Craig Moorhead/The Caledonia Argus  Randy Bearbower with a freshly-felled ash tree in a Caledonia residential neighborhood.
Craig Moorhead/The Caledonia Argus
Randy Bearbower with a freshly-felled ash tree in a Caledonia residential neighborhood.

Craig Moorhead

The Caledonia Argus

The stately boulevard tree lay near its stump, over 16 inches in diameter.

“There’s going to be quite a few more of these…” Randy Bearbower said as he prepared to chunk up and haul off the ash tree. There were probably around 800 of the popular shade trees within the Caledonia city limits before the emerald ash borer (EAB) showed up, he noted.

Working as a private contractor, Bearbower has been assisting city crews and other private tree trimming professionals as infected ash trees are removed from boulevards. The work has been progressing steadily, with the removal of marked sets of 10 or 12 trees having been bid out to contractors whose stock and trade is safely dropping and cleaning up wood and brush. Bearbower said that between city employees and private workers, over 80 ash trees have already been taken down within the city since the first EAD appeard in the area.

“We budgeted $9000 for the removal of ash trees in 2016, and an identical amount in 2017,” Caledonia city administrator Adam Swann reported.

So cutting, cleanup, and the grinding of stumps continues.

Craig Moorhead/The Caledonia Argus  Woodpeckers have marked up this local EAB infested ash tree.
Craig Moorhead/The Caledonia Argus
Woodpeckers have marked up this local EAB infested ash tree.

Ash trees infected with EAB larvae are often easy to spot, since woodpeckers feed on the insects, removing the outer bark in their quest for a meal. The larvae tunnel beneath the surface of the trees. As they develop, then emerge as adults, the insects leave D-shaped exit holes in the outer bark. Those can be hard to spot, however, especially if they occur high in the canopy.

According to the Minnesota Department of Natural Resources, nearly a billion ash trees across the state are threatened by the invasive pest. EAB was discovered in the metro area in 2009, and showed up in the southeastern part of the state the following year. Houston County lies within the EAB quarantine area.   

It is against the law to remove ash logs and lumber, ash waste such as wood chip and mulch, and all hardwood firewood from quarantined counties.

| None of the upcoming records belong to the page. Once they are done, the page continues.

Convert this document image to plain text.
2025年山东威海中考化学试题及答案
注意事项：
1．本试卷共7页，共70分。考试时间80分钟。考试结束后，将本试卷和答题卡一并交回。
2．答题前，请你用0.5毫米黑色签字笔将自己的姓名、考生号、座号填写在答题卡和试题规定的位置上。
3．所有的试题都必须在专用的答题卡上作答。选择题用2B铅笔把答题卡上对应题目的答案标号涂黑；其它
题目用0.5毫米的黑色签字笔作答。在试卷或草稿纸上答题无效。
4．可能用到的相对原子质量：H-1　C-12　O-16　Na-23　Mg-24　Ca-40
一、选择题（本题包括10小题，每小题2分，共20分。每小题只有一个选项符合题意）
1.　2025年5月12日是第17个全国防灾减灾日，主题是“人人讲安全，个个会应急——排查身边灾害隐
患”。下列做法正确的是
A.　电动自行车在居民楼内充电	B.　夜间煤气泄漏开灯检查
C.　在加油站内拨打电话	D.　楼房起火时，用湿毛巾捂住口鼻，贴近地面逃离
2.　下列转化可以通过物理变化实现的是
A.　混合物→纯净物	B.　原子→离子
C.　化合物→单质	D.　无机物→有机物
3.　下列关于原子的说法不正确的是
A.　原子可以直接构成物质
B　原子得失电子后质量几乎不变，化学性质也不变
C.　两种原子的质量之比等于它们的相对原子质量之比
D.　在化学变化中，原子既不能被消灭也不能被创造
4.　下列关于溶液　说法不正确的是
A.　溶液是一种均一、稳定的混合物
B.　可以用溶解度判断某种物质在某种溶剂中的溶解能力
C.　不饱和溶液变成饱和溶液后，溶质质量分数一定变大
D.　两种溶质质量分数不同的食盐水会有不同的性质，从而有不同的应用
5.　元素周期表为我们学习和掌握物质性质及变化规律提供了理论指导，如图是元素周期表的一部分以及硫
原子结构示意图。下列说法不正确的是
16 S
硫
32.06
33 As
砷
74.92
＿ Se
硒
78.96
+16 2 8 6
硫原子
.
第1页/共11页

Several insecticides are marketed to control EAB, but the expense of yearly treatments to keep the bugs from killing residential ash trees may discourage many homeowners from trying to save their shade trees.

Ironically, many ash trees were planted throughout the region to replace elms hit by disease decades ago. According to experts, EAB is thought to have arrived in the United States in wooden packing crates originating in China.